От своей вспышки Лиора раскраснелась и стала ужасно соблазнительной – пылкость в любом ее проявлении вообще очень сексуальна. Котлер посмотрел на ее грудь, как она бурно вздымается и опускается у него перед глазами, и вдруг ему захотелось наброситься на нее, как зверь, захотелось, чтобы они вцепились и терзали друг друга. Его все так же воспламеняло ее пышное тело, полные, гладкие груди, ягодицы, бедра.

Он жадно хватал ртом ее плоть, по-хозяйски ее тискал. Ее тело звало, приглашало не сдерживать себя, воплотить любые дикие, грязные желания. Меж ними двумя не было места ни сомнениям, ни пощаде. С Лиорой он мог быть собой – образцом добродетели и одновременно мужчиной с налитыми яйцами. В те сорок лет, в которые уместились тюрьма и борьба за свое доброе имя, слава и бесконечные долги, верность и нерешительность, – он и наполовину не был собой.

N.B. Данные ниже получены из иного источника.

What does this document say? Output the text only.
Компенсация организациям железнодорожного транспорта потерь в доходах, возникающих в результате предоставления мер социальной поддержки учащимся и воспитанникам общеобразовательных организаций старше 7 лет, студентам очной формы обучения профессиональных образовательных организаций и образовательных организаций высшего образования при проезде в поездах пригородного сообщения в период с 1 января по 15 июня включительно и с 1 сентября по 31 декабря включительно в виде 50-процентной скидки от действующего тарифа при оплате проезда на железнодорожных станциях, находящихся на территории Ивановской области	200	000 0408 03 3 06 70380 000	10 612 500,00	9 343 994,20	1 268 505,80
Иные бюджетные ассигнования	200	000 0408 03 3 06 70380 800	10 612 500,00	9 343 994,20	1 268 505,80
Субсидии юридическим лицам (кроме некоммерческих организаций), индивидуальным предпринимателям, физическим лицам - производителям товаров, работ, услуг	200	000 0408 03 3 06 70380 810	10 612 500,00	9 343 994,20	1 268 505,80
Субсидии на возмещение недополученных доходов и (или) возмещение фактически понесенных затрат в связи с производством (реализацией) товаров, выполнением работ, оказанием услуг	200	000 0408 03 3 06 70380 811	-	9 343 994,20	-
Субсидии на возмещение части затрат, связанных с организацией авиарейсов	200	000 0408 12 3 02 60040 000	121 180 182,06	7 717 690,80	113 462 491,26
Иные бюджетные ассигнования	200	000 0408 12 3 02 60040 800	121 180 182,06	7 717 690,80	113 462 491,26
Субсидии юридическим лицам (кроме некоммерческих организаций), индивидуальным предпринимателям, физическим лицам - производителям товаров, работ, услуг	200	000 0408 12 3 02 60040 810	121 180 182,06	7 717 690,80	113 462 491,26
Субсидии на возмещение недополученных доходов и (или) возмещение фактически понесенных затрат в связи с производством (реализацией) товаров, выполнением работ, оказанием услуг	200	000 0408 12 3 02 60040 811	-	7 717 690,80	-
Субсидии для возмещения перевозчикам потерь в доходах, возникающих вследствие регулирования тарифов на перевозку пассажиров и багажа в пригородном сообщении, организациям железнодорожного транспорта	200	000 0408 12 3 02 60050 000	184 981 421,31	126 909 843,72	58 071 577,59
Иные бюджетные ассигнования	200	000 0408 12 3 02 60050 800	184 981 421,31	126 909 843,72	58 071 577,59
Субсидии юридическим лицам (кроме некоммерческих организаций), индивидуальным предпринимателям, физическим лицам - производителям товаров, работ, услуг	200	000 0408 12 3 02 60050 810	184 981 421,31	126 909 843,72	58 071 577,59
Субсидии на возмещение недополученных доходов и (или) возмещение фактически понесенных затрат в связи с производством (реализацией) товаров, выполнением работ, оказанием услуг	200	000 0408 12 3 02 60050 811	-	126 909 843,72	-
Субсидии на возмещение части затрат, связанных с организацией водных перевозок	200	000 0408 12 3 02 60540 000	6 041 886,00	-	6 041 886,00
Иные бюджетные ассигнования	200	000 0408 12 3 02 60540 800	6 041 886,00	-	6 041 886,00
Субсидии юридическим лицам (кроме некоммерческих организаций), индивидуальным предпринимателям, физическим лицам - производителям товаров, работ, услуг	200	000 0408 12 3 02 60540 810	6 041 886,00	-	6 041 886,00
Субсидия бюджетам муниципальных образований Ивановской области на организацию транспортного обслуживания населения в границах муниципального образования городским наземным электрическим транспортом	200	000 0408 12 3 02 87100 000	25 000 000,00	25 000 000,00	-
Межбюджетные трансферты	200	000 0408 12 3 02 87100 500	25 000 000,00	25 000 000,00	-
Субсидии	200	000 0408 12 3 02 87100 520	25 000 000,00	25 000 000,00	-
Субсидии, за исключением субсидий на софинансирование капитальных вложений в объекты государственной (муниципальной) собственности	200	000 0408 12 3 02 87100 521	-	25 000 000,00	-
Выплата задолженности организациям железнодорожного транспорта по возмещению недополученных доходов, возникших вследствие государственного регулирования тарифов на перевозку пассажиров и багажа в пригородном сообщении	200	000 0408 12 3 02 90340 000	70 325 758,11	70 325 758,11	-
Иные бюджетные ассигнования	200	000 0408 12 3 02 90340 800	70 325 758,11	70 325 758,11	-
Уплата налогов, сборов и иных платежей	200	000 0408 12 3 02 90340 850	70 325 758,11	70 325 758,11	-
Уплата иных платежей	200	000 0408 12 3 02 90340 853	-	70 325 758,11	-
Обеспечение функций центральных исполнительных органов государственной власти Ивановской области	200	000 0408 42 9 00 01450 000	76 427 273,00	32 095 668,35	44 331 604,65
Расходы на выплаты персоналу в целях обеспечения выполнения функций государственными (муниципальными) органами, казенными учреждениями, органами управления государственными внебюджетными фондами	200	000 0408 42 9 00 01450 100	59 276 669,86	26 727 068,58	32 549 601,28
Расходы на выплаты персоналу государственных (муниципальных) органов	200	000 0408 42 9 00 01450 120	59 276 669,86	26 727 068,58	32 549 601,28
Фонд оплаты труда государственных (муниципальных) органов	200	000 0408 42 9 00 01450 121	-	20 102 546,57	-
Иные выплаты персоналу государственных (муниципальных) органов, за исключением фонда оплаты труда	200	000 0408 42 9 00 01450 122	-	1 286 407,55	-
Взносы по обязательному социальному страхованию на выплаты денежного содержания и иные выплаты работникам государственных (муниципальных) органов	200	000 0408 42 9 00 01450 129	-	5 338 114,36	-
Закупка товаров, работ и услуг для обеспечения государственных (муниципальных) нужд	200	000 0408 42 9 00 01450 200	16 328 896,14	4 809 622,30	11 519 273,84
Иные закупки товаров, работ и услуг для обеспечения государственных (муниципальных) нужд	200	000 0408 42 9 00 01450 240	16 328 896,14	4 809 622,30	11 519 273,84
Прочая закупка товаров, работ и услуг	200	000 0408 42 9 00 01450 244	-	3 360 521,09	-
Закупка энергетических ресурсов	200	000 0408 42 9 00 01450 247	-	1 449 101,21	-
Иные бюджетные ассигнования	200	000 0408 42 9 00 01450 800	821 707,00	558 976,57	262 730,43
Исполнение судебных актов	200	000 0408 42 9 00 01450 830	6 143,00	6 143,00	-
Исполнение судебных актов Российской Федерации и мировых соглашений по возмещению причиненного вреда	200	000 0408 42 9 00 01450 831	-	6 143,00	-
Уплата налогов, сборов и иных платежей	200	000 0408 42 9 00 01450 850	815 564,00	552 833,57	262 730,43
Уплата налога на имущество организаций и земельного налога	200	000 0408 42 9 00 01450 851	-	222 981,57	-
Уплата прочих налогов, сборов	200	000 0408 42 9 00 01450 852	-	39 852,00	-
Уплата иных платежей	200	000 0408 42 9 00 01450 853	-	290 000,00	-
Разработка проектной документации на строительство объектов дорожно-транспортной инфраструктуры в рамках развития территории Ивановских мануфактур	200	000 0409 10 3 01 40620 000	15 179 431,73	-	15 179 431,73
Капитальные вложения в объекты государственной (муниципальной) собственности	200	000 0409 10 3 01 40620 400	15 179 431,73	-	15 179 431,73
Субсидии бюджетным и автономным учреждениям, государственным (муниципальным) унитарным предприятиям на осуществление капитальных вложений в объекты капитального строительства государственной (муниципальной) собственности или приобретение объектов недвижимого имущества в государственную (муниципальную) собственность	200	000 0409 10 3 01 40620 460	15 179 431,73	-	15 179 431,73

Он сел в двадцать пять, а на свободу вышел в тридцать восемь. В тюрьму он угодил молодым парнем, только-только женившимся, а к моменту освобождения превратился в ходячие мощи. Каким женихом он мог стать для своей невесты, которая ждала его все эти годы? Какой невестой была та, что все эти годы, ожидая его, тоже вела упорную, непрерывную борьбу? Встретились два человека, привыкшие ни с кем не делить холодную одинокую постель. И этим старым знакомым, почти уже чужим друг другу, предстояло слиться в страстных объятиях или довольствоваться нежной близостью – этого ждал от них мир, этого хотели они сами. Они старались. Упорные, преданные делу люди, они и в сердечных делах проявили упорство. Перепробовали все средства, чтобы раздуть жар прежней страсти. Но любовный огонь не просто поубавился, он почти погас от нехватки топлива, обычного топлива – жизни под одной крышей и повседневного общения. В разлуке оба делали вид, что жар не угас, что огонь всё пылает, но, воссоединившись, поняли, что это не так. И все равно попытались разжечь его заново. Ведь когда-то он полыхал вовсю. По-настоящему. Но можно раздуть жар заново, только прежнего огня в нем уже не будет. С Лиорой огонь вспыхнул снова, со всепоглощающим пылом.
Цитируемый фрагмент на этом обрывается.